SEM Photomicrographs reveal a rare presence of quartz overgrowth in the Middle Miocene interval that increases in volume to less than 3% in the Lower Miocene reservoirs, suggesting that the deeper Oligocene reservoirs that are buried under higher temperature conditions are likely to have significant quartz cement. Wireline log evaluation from the single well that penetrated part of the Oligocene succession supports this claim, with estimated reservoir properties, particularly porosity and permeability, being significantly lower in the Oligocene sands compared to the shallower Miocene reservoirs. Of the 7 units of Oligocene sands encountered in this well, 3 sand units are noted to be thin bedded, highly compacted with low porosity.
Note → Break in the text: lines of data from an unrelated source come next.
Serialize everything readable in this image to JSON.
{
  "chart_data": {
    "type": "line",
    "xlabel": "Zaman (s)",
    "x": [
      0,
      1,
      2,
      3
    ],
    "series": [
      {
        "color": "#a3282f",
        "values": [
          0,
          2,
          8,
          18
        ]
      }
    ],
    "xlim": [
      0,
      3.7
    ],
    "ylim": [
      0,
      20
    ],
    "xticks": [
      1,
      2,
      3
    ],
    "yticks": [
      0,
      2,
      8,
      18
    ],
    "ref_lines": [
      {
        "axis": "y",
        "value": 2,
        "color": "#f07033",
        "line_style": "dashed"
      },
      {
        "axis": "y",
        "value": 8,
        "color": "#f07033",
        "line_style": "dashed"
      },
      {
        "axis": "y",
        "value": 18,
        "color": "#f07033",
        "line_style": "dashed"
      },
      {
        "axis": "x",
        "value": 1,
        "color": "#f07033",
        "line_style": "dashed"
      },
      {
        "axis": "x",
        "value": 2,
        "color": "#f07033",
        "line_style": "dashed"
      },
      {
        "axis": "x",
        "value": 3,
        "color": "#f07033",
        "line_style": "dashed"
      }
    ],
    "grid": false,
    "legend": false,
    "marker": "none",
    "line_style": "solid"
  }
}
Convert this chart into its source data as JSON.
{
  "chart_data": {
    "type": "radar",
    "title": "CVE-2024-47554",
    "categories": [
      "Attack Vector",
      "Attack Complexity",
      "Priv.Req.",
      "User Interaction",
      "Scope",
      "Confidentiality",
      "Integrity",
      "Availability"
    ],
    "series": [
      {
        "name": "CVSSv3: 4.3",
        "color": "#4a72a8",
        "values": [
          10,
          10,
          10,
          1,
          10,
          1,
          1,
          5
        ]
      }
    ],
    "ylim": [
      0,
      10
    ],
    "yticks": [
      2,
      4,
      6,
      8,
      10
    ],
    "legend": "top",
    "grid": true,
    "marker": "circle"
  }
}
Results from basin modelling reveal that the Oligocene reservoirs have been subjected to maximum temperatures greater than 70˚ C from Early Miocene to present day and have had around 13 % of the pore space occluded by quartz cement. The results of this integrated approach suggest that the potential Oligocene reservoir within the vicinity of the study area is likely to have its reservoir quality partially compromised by quartz cementation. However, by considering the time of charge versus the time of significant quartz cementation, it is likely that no more than 7% of the Oligocene pore space is cemented. In all 4 modelled hydrocarbon accumulations, peak hydrocarbon saturation was attained between 15 and 8Ma, predating the onset of significant quartz cementation below 7Ma.